Now we need to repair the ceiling. To save us money, our plaster guy told us how to prep the area for him. We needed to scrape everything off that was even remotely loose and then put a coat of KILZ white paint on it. Well within our skill set, so we got to work. Naturally, some of the water got into the wall so we had to scrape that too, which is where we found this:

Every homeowner’s worst nightmare–Black Mold. Mainly our worst nightmare thanks to fear mongering by HGTV. Black Mold, when caught this early, is actually really easy to take care of. 

We immediately turned off our air conditioning, so the mold wouldn’t spread through the house, and closed the door to that room. We added a respirator and bleach to our shopping list of painting supplies and opened the front door to find that our street had flooded.

We live at the lowest point of our street, and there are only two storm drains to take care of water. I put on my tall hunter boots and my rain jacket and head out into the storm to make sure the drains weren’t blocked. At this point, the water was about halfway up my calves in the deepest parts of the street. After clearing the leaves we went back inside and waited for the water to drain. About 20 minutes of hard rain later, the water had risen significantly, getting about 10 feet from our front door.

Back out into the rain, this time equipped with a snow shovel I had Sam drill holes in, hoping for a slotted spoon effect. This was our first prototype, it needs more holes in the curved part of the shovel to be effective. We went with this instead of a rake, because about 30% of the time the drains are blocked with sludge more than leaves so a rake isn’t super effective.

This time the drains were clear, just completely overwhelmed with the water. Here’s a sense of how deep it was. My rain boots were essentially useless.

People were still driving through, stupidly. Apparently the other end of the street was even worse. But seriously, don’t drive through water you can’t see the bottom of. You don’t know if the street is still there or it could have washed out, and the depth of the water can cause serious damage to your car. After the storm, the Home Depot parking lot was still flooded at one end, we saw a car try to drive through it and get stuck so please drive safely and avoid driving through flooded streets!
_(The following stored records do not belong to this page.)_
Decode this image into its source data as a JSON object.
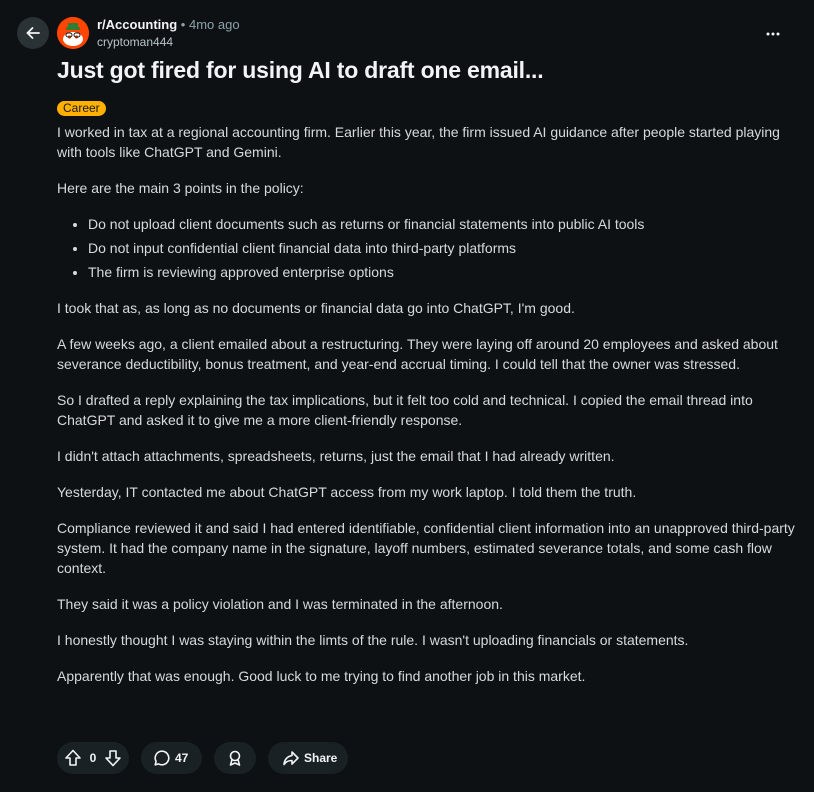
{
  "post": {
    "subreddit": "r/Accounting",
    "separator": "•",
    "time": "4mo ago",
    "author": "cryptoman444",
    "title": "Just got fired for using AI to draft one email...",
    "flair": "Career",
    "flair_color": "#ffb000",
    "paragraphs_before_list": [
      "I worked in tax at a regional accounting firm. Earlier this year, the firm issued AI guidance after people started playing with tools like ChatGPT and Gemini.",
      "Here are the main 3 points in the policy:"
    ],
    "list": [
      "Do not upload client documents such as returns or financial statements into public AI tools",
      "Do not input confidential client financial data into third-party platforms",
      "The firm is reviewing approved enterprise options"
    ],
    "paragraphs_after_list": [
      "I took that as, as long as no documents or financial data go into ChatGPT, I'm good.",
      "A few weeks ago, a client emailed about a restructuring. They were laying off around 20 employees and asked about severance deductibility, bonus treatment, and year-end accrual timing. I could tell that the owner was stressed.",
      "So I drafted a reply explaining the tax implications, but it felt too cold and technical. I copied the email thread into ChatGPT and asked it to give me a more client-friendly response.",
      "I didn't attach attachments, spreadsheets, returns, just the email that I had already written.",
      "Yesterday, IT contacted me about ChatGPT access from my work laptop. I told them the truth.",
      "Compliance reviewed it and said I had entered identifiable, confidential client information into an unapproved third-party system. It had the company name in the signature, layoff numbers, estimated severance totals, and some cash flow context.",
      "They said it was a policy violation and I was terminated in the afternoon.",
      "I honestly thought I was staying within the limts of the rule. I wasn't uploading financials or statements.",
      "Apparently that was enough. Good luck to me trying to find another job in this market."
    ]
  },
  "actions": {
    "score": "0",
    "comments": "47",
    "share_label": "Share"
  },
  "icons": {
    "back": "arrow-left-icon",
    "more": "more-horizontal-icon",
    "upvote": "upvote-arrow-icon",
    "downvote": "downvote-arrow-icon",
    "comment": "comment-bubble-icon",
    "award": "award-icon",
    "share": "share-arrow-icon"
  }
}
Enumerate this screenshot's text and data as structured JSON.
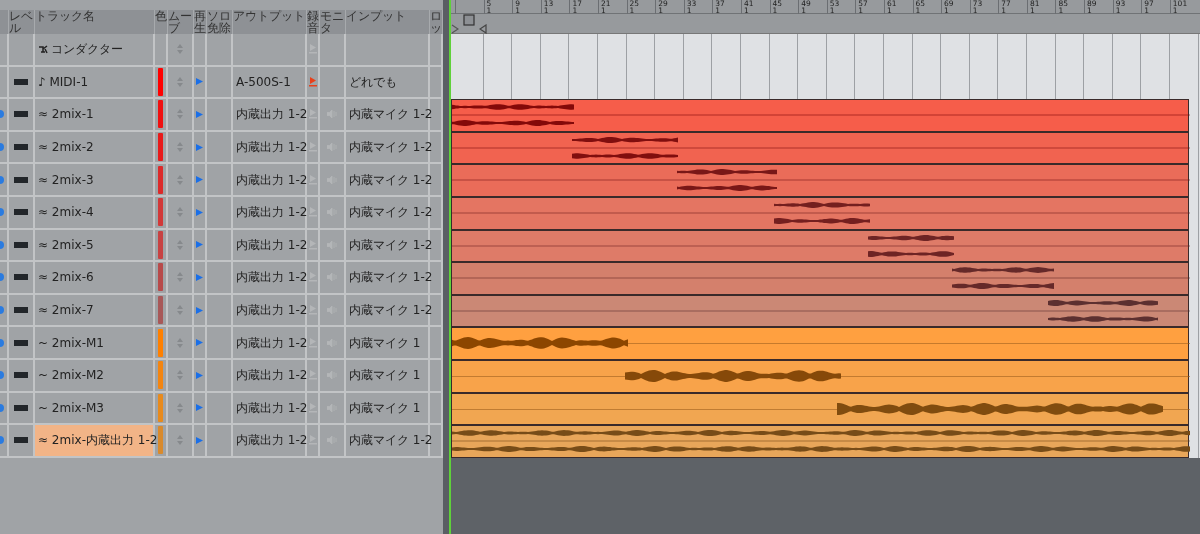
{
  "header_columns": [
    {
      "label": "レベル"
    },
    {
      "label": "トラック名"
    },
    {
      "label": "色"
    },
    {
      "label": "ムーブ"
    },
    {
      "label": "再生"
    },
    {
      "label": "ソロ免除"
    },
    {
      "label": "アウトプット"
    },
    {
      "label": "録音"
    },
    {
      "label": "モニタ"
    },
    {
      "label": "インプット"
    },
    {
      "label": "ロッ"
    }
  ],
  "ruler": [
    {
      "bar": "5",
      "beat": "1"
    },
    {
      "bar": "9",
      "beat": "1"
    },
    {
      "bar": "13",
      "beat": "1"
    },
    {
      "bar": "17",
      "beat": "1"
    },
    {
      "bar": "21",
      "beat": "1"
    },
    {
      "bar": "25",
      "beat": "1"
    },
    {
      "bar": "29",
      "beat": "1"
    },
    {
      "bar": "33",
      "beat": "1"
    },
    {
      "bar": "37",
      "beat": "1"
    },
    {
      "bar": "41",
      "beat": "1"
    },
    {
      "bar": "45",
      "beat": "1"
    },
    {
      "bar": "49",
      "beat": "1"
    },
    {
      "bar": "53",
      "beat": "1"
    },
    {
      "bar": "57",
      "beat": "1"
    },
    {
      "bar": "61",
      "beat": "1"
    },
    {
      "bar": "65",
      "beat": "1"
    },
    {
      "bar": "69",
      "beat": "1"
    },
    {
      "bar": "73",
      "beat": "1"
    },
    {
      "bar": "77",
      "beat": "1"
    },
    {
      "bar": "81",
      "beat": "1"
    },
    {
      "bar": "85",
      "beat": "1"
    },
    {
      "bar": "89",
      "beat": "1"
    },
    {
      "bar": "93",
      "beat": "1"
    },
    {
      "bar": "97",
      "beat": "1"
    },
    {
      "bar": "101",
      "beat": "1"
    }
  ],
  "tracks": [
    {
      "kind": "conductor",
      "name": "コンダクター",
      "selected": false,
      "record_armed": false
    },
    {
      "kind": "midi",
      "glyph": "♪",
      "name": "MIDI-1",
      "color": "#ff0000",
      "output": "A-500S-1",
      "input": "どれでも",
      "selected": false,
      "record_armed": true
    },
    {
      "kind": "audio",
      "glyph": "≈",
      "name": "2mix-1",
      "color": "#f01010",
      "output": "内蔵出力 1-2",
      "input": "内蔵マイク 1-2",
      "selected": false,
      "record_armed": false
    },
    {
      "kind": "audio",
      "glyph": "≈",
      "name": "2mix-2",
      "color": "#e81a1a",
      "output": "内蔵出力 1-2",
      "input": "内蔵マイク 1-2",
      "selected": false,
      "record_armed": false
    },
    {
      "kind": "audio",
      "glyph": "≈",
      "name": "2mix-3",
      "color": "#dc2a2a",
      "output": "内蔵出力 1-2",
      "input": "内蔵マイク 1-2",
      "selected": false,
      "record_armed": false
    },
    {
      "kind": "audio",
      "glyph": "≈",
      "name": "2mix-4",
      "color": "#d23838",
      "output": "内蔵出力 1-2",
      "input": "内蔵マイク 1-2",
      "selected": false,
      "record_armed": false
    },
    {
      "kind": "audio",
      "glyph": "≈",
      "name": "2mix-5",
      "color": "#c84242",
      "output": "内蔵出力 1-2",
      "input": "内蔵マイク 1-2",
      "selected": false,
      "record_armed": false
    },
    {
      "kind": "audio",
      "glyph": "≈",
      "name": "2mix-6",
      "color": "#b84a4a",
      "output": "内蔵出力 1-2",
      "input": "内蔵マイク 1-2",
      "selected": false,
      "record_armed": false
    },
    {
      "kind": "audio",
      "glyph": "≈",
      "name": "2mix-7",
      "color": "#a85858",
      "output": "内蔵出力 1-2",
      "input": "内蔵マイク 1-2",
      "selected": false,
      "record_armed": false
    },
    {
      "kind": "audio",
      "glyph": "~",
      "name": "2mix-M1",
      "color": "#ff8000",
      "output": "内蔵出力 1-2",
      "input": "内蔵マイク 1",
      "selected": false,
      "record_armed": false
    },
    {
      "kind": "audio",
      "glyph": "~",
      "name": "2mix-M2",
      "color": "#f48510",
      "output": "内蔵出力 1-2",
      "input": "内蔵マイク 1",
      "selected": false,
      "record_armed": false
    },
    {
      "kind": "audio",
      "glyph": "~",
      "name": "2mix-M3",
      "color": "#e88a1c",
      "output": "内蔵出力 1-2",
      "input": "内蔵マイク 1",
      "selected": false,
      "record_armed": false
    },
    {
      "kind": "audio",
      "glyph": "≈",
      "name": "2mix-内蔵出力 1-2",
      "color": "#d98a2c",
      "output": "内蔵出力 1-2",
      "input": "内蔵マイク 1-2",
      "selected": true,
      "record_armed": false
    }
  ]
}
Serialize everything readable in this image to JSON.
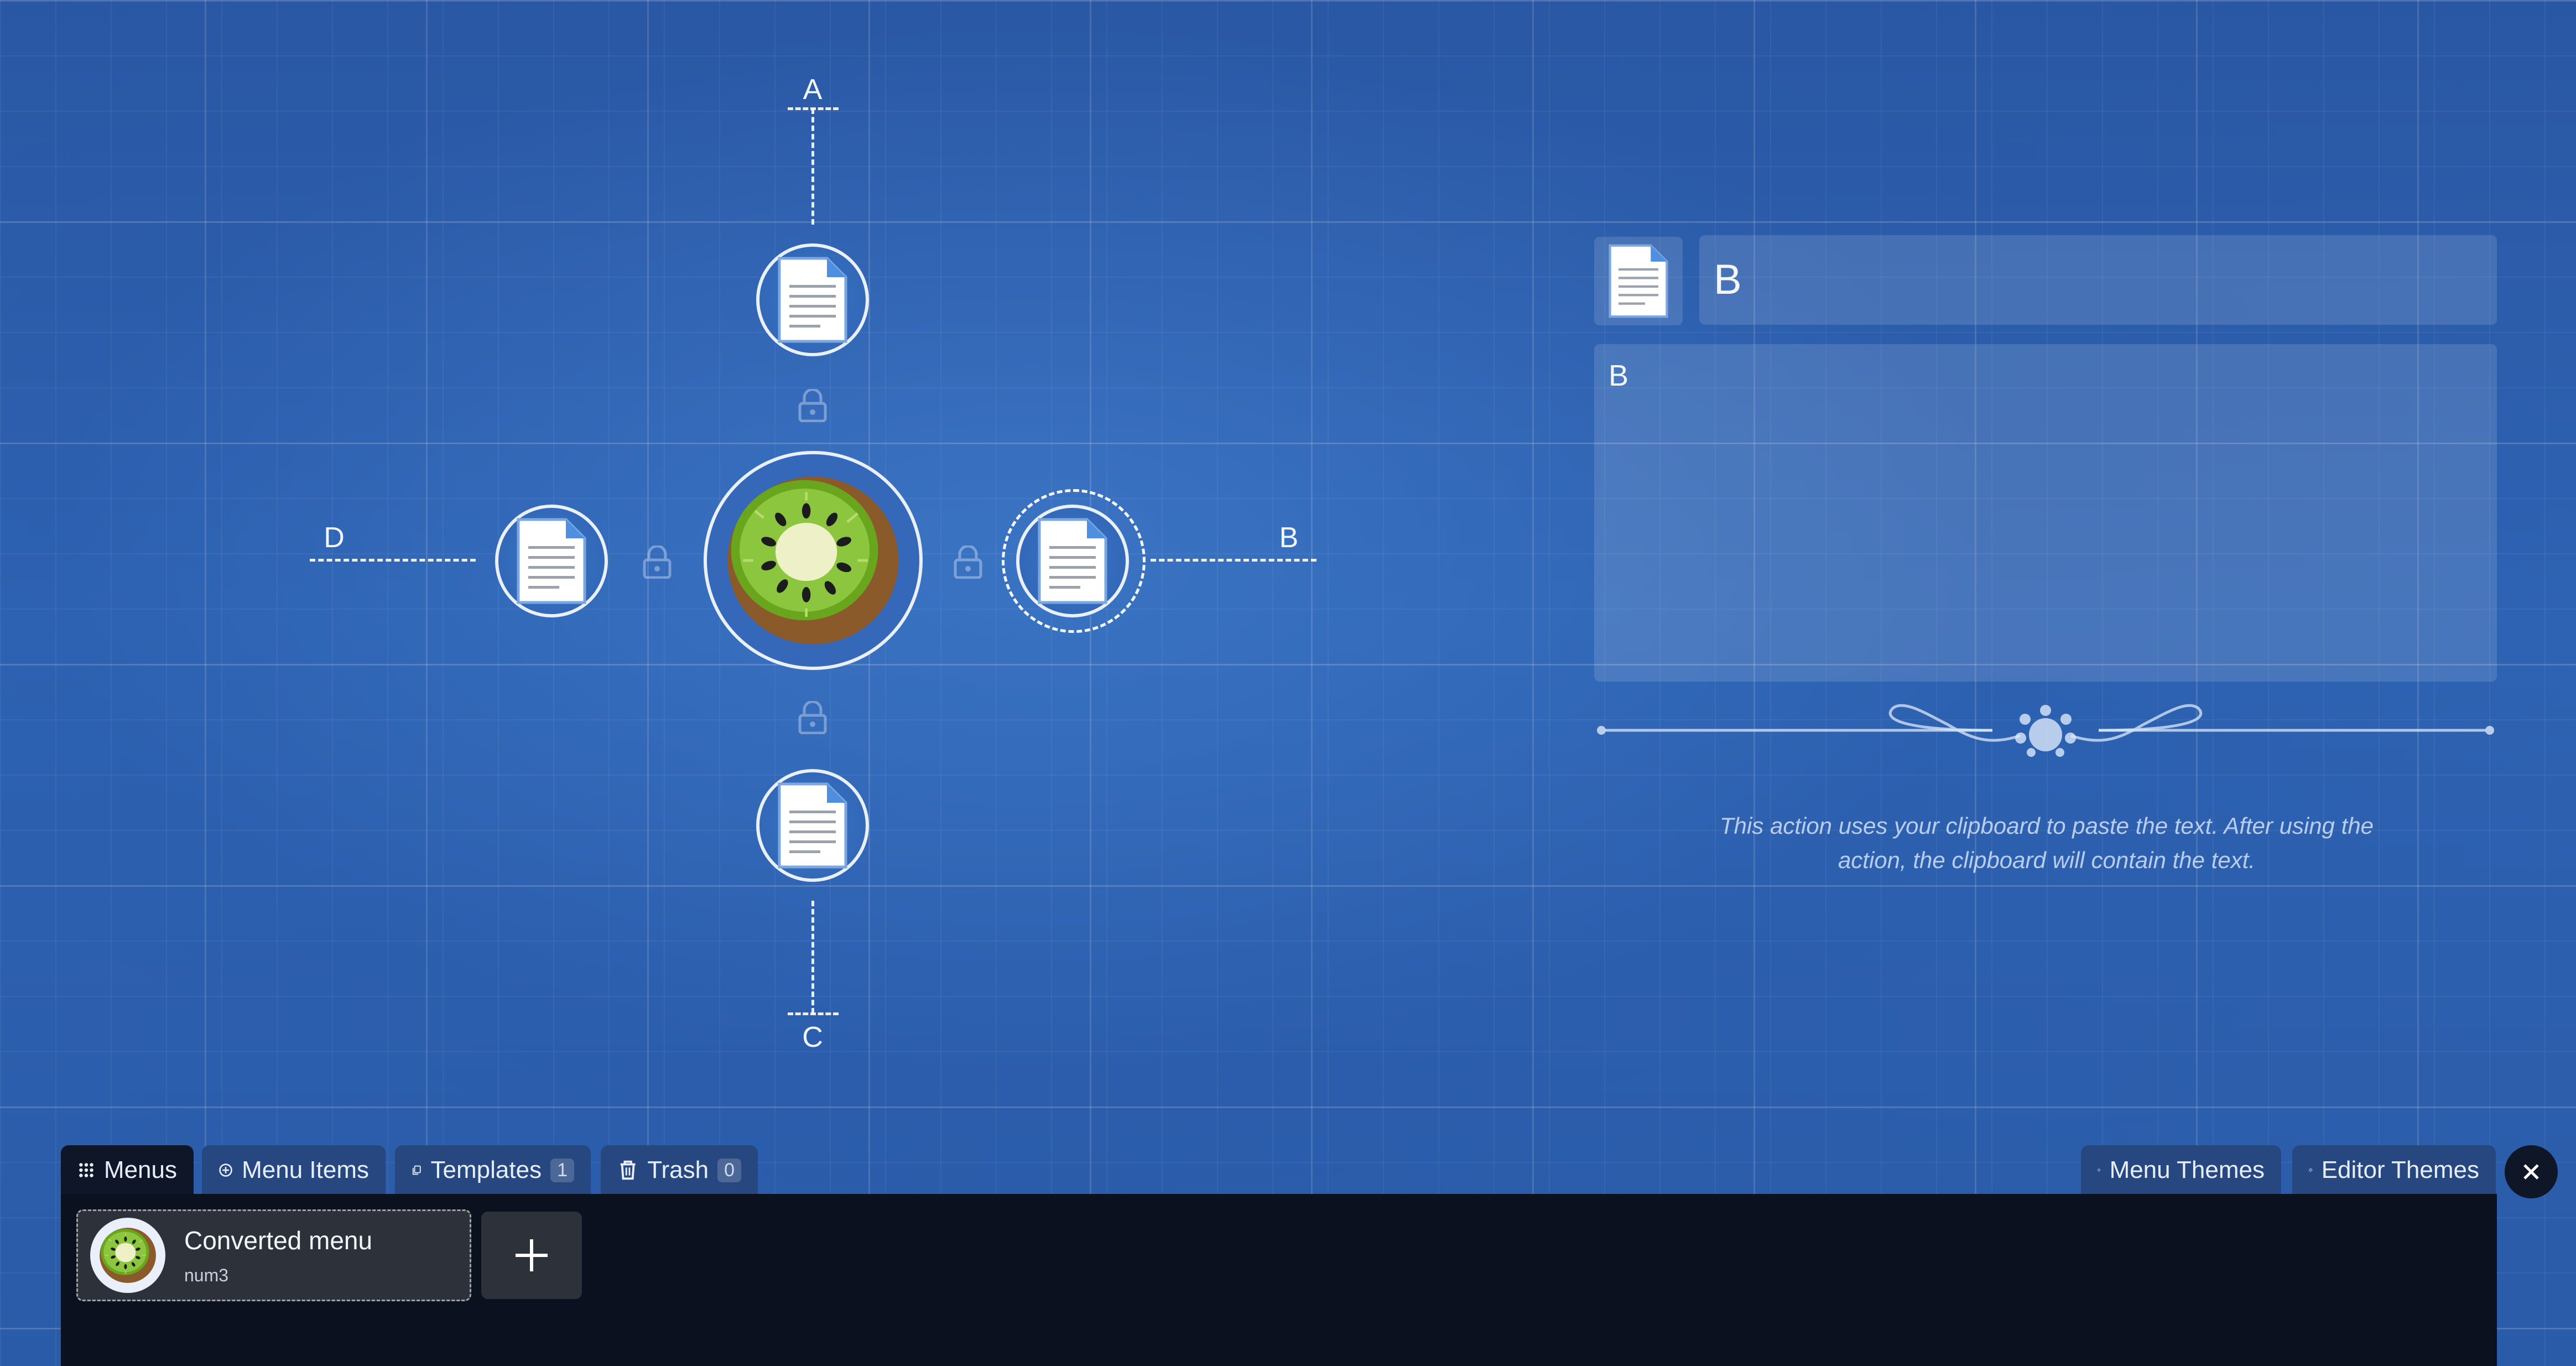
{
  "directions": {
    "top": "A",
    "right": "B",
    "bottom": "C",
    "left": "D"
  },
  "properties": {
    "item_name": "B",
    "item_text": "B",
    "hint": "This action uses your clipboard to paste the text. After using the action, the clipboard will contain the text."
  },
  "tabs": {
    "menus": "Menus",
    "menu_items": "Menu Items",
    "templates": "Templates",
    "templates_count": "1",
    "trash": "Trash",
    "trash_count": "0",
    "menu_themes": "Menu Themes",
    "editor_themes": "Editor Themes"
  },
  "menus": [
    {
      "title": "Converted menu",
      "shortcut": "num3"
    }
  ],
  "colors": {
    "background": "#2b5aa8",
    "drawer": "#0b111e",
    "tab": "#26477f"
  }
}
Came inside to dry off, but first I had to empty my boots. Feel free to skip the first 25 seconds of this video as I struggle to remove my boot.

So we called the police nonemergency number to inform them of the situation and to also request that Public Works came to block off our street.

Then the rain let up and we headed outside to meet some neighbors and ensure the storm drains kept clear. Some of our neighbors have lived on the street for about 40 years and said it has never been this bad. It took about 45 minutes and several cleaning trips as leaves kept getting caught up on the drain grate. Basically if we couldn’t see a whirlpool draining we went to clear the drain. Finally the street was clear of water!

That dark line in the middle of our lawn is where the water rose to!

And, I am not making this up, literally within 3 minutes of the street being fully drained, public works showed up and we had to stop them from putting cones down to block the street!

So we finally went out to Home Depot, came back and found out that respirators don’t fit either of us well since I wear glasses and Sam has a crooked nose. It fit Sam better and he scraped the ceiling, and fortunately those few dots of mold were all we had! Threw up a coat of Kilz paint and then our plaster guy came this morning to repair the damage. (He also repaired the wall that needed a little bit of TLC.

So there you have it! How was your Friday? Hopefully less eventful than ours.